Tuesday, October 15, 2002

Boneyard

"Attentiveness is the path to true life;
Indifference is the path to death.
The attentive do not die;
The indifferent are as if they are dead already."
- Dhammapada

Somebody else got fired yesterday. And today, we got pizza. Hmm. I guess it's quicker than a cake order. Plus, bakeries don't usually deliver without an additional charge. One girl called it the "Pat on the Head" pizza. The patteroni pizza. With extra cheese. Somebody got fired, and we got pizza.

One guy thinks that we have enough work to create the appearance of actually working for the next few days or so, equating it to making a peanut butter and jelly sandwich when you are almost out of peanut butter. "You have to start kinda thin at the beginning," as he pretends to scrape peanut butter around his palm on his invisible slice of bread with his invisible knife. "You have to spread it to the edge and then see if you can kinda spread it out to the sides, like this... no jelly, though... we can't afford that."

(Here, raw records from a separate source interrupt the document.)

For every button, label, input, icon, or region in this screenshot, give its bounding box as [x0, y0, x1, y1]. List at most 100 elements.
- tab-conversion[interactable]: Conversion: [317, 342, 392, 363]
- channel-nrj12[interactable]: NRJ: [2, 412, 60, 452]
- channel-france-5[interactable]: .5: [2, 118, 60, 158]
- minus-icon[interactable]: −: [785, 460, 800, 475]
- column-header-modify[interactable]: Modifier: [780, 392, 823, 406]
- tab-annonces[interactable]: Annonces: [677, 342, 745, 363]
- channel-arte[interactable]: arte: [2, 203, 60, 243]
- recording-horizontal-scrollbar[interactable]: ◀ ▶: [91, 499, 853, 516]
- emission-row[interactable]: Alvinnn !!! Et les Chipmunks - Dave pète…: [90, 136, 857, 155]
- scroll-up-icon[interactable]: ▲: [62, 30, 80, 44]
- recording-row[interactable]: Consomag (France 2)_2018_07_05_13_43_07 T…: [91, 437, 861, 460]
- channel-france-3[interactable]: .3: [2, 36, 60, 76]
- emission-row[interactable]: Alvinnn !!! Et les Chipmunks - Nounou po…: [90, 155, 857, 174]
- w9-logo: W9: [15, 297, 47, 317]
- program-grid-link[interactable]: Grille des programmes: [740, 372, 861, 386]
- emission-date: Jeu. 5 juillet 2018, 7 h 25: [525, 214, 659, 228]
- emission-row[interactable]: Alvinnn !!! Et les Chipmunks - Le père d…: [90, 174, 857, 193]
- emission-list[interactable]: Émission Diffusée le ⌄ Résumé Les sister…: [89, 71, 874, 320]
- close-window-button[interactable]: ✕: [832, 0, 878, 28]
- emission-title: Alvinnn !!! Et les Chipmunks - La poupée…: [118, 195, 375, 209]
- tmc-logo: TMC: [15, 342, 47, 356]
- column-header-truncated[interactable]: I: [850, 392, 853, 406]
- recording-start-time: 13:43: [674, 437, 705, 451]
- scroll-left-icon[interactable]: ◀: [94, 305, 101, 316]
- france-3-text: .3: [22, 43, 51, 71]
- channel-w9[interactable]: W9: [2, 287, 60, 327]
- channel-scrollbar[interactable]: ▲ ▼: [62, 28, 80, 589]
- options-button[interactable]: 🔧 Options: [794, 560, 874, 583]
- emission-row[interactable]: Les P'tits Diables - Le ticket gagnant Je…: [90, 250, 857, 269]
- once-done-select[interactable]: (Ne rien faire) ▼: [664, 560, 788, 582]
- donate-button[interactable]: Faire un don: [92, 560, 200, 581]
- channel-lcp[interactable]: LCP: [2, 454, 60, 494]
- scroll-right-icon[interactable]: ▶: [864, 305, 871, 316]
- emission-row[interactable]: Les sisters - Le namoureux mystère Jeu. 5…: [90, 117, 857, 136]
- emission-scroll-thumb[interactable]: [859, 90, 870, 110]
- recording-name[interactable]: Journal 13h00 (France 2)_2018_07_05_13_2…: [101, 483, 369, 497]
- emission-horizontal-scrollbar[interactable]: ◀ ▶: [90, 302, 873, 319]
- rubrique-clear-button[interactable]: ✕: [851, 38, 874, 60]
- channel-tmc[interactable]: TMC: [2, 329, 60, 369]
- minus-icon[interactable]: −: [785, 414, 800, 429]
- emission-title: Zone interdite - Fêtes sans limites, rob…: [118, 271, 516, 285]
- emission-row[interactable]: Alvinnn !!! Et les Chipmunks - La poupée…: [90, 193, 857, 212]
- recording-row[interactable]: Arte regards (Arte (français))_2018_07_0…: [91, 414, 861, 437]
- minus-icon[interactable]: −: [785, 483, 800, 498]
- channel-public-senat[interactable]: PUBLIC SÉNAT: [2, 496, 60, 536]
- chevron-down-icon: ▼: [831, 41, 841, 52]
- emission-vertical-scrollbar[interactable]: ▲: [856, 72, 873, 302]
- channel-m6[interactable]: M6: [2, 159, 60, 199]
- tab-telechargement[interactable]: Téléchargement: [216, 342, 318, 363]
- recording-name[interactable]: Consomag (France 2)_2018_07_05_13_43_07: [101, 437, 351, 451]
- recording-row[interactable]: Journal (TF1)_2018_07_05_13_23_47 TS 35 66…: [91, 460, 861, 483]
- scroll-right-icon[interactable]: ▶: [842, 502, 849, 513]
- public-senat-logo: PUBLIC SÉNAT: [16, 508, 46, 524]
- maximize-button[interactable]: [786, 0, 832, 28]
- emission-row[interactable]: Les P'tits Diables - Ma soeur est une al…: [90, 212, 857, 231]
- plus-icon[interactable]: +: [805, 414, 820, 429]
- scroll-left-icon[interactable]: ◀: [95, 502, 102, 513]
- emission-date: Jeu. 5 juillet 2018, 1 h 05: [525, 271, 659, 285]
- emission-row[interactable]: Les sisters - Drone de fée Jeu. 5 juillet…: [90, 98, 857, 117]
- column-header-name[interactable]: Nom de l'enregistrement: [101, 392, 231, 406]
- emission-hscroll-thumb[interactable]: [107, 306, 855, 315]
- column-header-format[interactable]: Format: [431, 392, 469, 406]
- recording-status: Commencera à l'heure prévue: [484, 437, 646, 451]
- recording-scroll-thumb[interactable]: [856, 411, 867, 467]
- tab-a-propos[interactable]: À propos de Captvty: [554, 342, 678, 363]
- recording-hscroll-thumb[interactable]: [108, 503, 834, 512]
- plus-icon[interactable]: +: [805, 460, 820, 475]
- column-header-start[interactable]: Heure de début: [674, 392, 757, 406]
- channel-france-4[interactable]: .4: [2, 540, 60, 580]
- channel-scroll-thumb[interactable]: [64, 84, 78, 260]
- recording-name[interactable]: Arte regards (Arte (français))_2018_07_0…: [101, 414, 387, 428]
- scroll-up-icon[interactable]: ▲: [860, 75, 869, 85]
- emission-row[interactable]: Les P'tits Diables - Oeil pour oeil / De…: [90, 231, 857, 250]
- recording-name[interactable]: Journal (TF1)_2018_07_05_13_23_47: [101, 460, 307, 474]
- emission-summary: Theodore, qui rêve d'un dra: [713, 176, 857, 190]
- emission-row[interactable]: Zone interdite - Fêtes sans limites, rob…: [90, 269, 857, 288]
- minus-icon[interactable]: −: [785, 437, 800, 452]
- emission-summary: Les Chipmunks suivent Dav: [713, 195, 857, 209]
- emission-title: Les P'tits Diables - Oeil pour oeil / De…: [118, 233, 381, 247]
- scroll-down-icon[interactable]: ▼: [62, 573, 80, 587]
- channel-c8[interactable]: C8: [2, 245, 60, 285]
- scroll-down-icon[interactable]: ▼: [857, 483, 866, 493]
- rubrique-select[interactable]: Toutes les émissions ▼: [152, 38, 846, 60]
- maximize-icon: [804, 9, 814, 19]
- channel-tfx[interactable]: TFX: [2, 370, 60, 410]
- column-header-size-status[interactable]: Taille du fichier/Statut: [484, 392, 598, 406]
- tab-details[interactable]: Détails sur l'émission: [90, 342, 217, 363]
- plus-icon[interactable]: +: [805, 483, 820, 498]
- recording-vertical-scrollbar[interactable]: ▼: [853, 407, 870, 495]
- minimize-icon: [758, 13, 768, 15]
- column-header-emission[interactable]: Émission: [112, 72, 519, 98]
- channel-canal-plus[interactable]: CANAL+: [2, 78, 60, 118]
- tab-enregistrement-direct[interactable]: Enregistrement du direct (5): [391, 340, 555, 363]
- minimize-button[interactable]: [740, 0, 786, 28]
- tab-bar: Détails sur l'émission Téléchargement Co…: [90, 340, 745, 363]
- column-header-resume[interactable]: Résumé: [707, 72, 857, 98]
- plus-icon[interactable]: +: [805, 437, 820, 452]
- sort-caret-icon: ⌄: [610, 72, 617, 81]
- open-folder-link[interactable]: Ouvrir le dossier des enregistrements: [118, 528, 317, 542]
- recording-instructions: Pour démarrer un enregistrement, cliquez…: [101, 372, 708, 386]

"How is the company morale?" I'm not sure what exactly makes me feel so poisoned by this question. If it's not the completely useless and insulting point of anyone asking a question they already know the answer to, then what is it? Is it that I've been used in a handout here and there to sell a service that doesn't exist at this company? Or that I can't stand being around some people who are as shallow as pie pans, and as easy to read as a cheap comic book? Maybe I feel sick because it's payday, and we have yet to be paid today. Is this the day that the place went under? And shouldn't I care, instead of wondering how I'm going to move all of my shit out of this office and into my foyer for the second time in ten months?

When I was a little kid, I thought that you go to school and you work hard and you do well; then you go to college and you work harder still (plus you drink beer and probably have a decent set of boobs by then and hopefully a car, of which I had neither), and you do well; and when you get out of college, even if you don't set the world on fire being whatever it is you hoped to be, then you could at least have a job where you didn't have to worry every day if you were going to lose it. Especially if you didn't care.

If i would have known that then, if I would've known that life wasn't going to be like that, results produced by results, then I would've moved to another country and taken more chances.

People can always say the pedestrian, "It's better than digging a ditch. You should be lucky that you even have a job. Life is not fair." And to that I say, "I didn't go to all the trouble for such little incentive. And I didn't major in ditch digging. And if I believed you, then I'd stay here."

To the people who try to make us feel insecure about out present futures, who manipulate us into feeling somehow grateful to have a job that doesn't really exist, I hope the day comes soon. When everyone finds out that you were officially nobody all along, even though your business card seemed to spell out a different story in six words or less.

And I also hope one day that we all hear about it, wherever we all might be. That's beginning to sound very fair to me.